There is one major difference between these two font styles. Serif fonts contain additional decorative elements like simple flourishes at the end of each letter, unlike sans serif fonts. The most common one you may know of is the Times New Roman font.
Sans serif fonts, on the other hand, are clean font types without any major decoration, like the Arial font. Use them to add modern sophistication to any graphic design.
It is important to understand the difference between serif and sans serif fonts because both types play a vital role in the readability of either print or Web-based documents. Serif fonts are letter forms with tails or cross lines at the ends of each letter stroke. Sans-serif fonts do not have these tails – as a result of evolution, they have been removed. Serif fonts usually have more formal look, whereas sans-serif fonts often look bolder and more modern.
For printed documents containing lots of text, serif fonts, such as Times New Roman, are easier to read. This is why newspapers traditionally use serif fonts for their copy. For screen based text, like that on a Web site, sans serif fonts are recommended, such as Arial, Helvetica or Verdana. This is especially true when working with type sizes that are less than 12 points (little tails of certain serif fonts get lost when the text is viewed on a lighted screen).

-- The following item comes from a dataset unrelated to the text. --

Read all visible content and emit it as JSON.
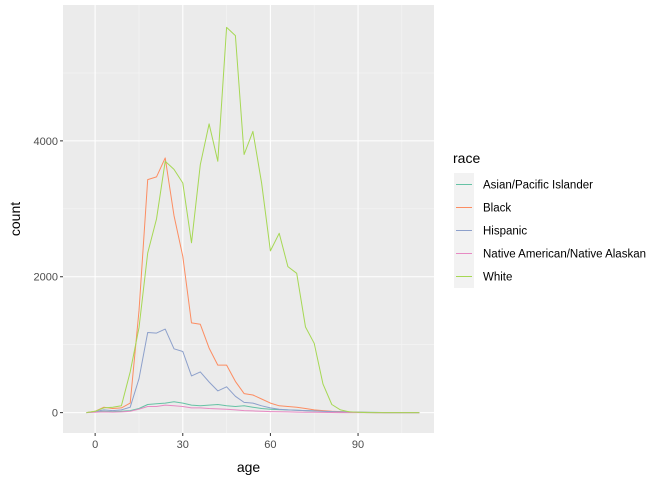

Most of the designers like to use a combination of serif and sans serif fonts in their designs, and stick with just two or three font families or typefaces (any more that that gets distracting). For web page designers, for example, you might use a serif font family for the topic headings and a sans-serif font family for the body copy (main text areas). On the other hand, in a print media format, a sans serif font is used for the title while a serif font is used for secondary information like content, address, paragraph extra.